[AWK]

1 mole of mixture contained x mole of CO2 and 1-x mole of CO showing mean molecular mass of 31.32

[Rutherford]

Okay, then x=0.2075 n(O2)=0.2075/2 n(CO)=0.2075+0.2075
CO/O₂=4  

[AWK]

Moles CO before reaction = 1 (CO and CO2 after reaction)

[Rutherford]

1/(0.2075/2)=9.64 wrong answer.
I am starting to think that this can't be solved after all.

[Borek]

It can be solved, 11th post by AWK precisely explains how to do it.

[Rutherford]

I really don't understand. Could AWK or you explain it more clearly. The answer should be 10.3.

[AWK]

First of all - mean molecular mass of air is 28.8 (for 20 % vol. O₂ and 80 % vol. N₂. This gives 0.194 moles of CO₂. And this is your problem. The last your solution is correct, when you use the correct number 28.8 instead of 29 and 31.104 instead of 31.32.

[Rutherford]

I begun to understand now, thanks very much. Just one last question:

Moles CO before reaction = 1 (CO and CO2 after reaction)

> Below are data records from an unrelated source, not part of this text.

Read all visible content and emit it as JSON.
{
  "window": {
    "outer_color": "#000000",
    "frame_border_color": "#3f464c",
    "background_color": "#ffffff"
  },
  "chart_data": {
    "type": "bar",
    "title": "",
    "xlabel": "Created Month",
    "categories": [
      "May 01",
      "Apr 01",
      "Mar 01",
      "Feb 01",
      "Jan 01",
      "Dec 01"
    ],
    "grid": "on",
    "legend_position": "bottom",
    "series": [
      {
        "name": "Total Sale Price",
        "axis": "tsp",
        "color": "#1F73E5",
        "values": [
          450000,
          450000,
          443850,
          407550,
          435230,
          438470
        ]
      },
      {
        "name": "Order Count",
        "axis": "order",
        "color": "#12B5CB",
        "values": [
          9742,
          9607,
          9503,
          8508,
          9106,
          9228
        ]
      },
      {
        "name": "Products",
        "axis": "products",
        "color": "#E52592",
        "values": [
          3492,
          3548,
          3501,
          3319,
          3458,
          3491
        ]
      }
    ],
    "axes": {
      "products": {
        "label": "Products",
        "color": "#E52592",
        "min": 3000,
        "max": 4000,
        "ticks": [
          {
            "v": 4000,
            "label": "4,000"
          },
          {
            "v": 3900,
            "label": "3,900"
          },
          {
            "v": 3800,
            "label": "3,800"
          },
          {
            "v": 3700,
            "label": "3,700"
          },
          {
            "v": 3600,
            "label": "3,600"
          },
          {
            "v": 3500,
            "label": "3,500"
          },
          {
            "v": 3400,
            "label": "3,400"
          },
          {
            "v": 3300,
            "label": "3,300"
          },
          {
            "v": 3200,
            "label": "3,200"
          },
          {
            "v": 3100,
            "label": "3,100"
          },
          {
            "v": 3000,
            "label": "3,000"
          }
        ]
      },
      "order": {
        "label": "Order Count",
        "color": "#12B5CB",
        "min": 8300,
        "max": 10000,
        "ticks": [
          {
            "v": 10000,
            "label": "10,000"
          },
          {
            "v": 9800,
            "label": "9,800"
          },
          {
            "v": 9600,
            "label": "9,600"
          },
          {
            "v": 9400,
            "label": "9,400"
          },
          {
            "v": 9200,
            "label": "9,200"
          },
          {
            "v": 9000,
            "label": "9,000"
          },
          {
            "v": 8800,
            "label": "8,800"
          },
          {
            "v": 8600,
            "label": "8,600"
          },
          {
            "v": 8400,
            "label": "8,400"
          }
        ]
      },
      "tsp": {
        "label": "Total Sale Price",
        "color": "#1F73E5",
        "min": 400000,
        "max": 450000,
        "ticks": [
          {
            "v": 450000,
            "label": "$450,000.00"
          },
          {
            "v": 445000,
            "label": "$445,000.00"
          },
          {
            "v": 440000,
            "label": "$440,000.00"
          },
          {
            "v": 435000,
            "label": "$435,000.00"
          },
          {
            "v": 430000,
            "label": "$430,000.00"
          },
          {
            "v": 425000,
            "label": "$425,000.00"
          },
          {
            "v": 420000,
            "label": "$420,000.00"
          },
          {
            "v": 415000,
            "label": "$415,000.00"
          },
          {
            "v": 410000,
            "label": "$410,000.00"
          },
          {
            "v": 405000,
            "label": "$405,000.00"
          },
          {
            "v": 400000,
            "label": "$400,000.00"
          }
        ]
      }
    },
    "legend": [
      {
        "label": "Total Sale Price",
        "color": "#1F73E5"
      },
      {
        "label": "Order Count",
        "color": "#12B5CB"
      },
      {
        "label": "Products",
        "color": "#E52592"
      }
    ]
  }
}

why did you use 1 mol to be the n of CO, if you used some other number like 2,3,4,5... would you get the same right?
I know that you said "1 mol of mixture"

[AWK]

Mean molecular mass of gases is calculate for 1 mole of gaseous molecules

[Rutherford]

I never done a problem that way so it is a harder for me to understand:

1 mole of mixture contained x mole of CO2 and 1-x mole of CO showing mean molecular mass of 31.32

I didn't understand where from did you get the 1 mol for this mixture, I though that you could use for example another number like 2:
2 mole of mixture-->x mole of CO2 and 2-x mole of CO
Why 1 if hte mixture doesn't have a molar mass.

[Borek]

It doesn't have to be 1 mole. It is easier to do calculations for 1 mole, but you don't have even to assume number of moles, you can do calculations using molar fractions. However, molar fractions add to 1, so math would be identical.

[Rutherford]

That I wanted to know. So, maybe the easiest way is to assume the number of moles and then to do the way AWK explained.
I thank you two for having patience with me and for helping me to solve and understand this .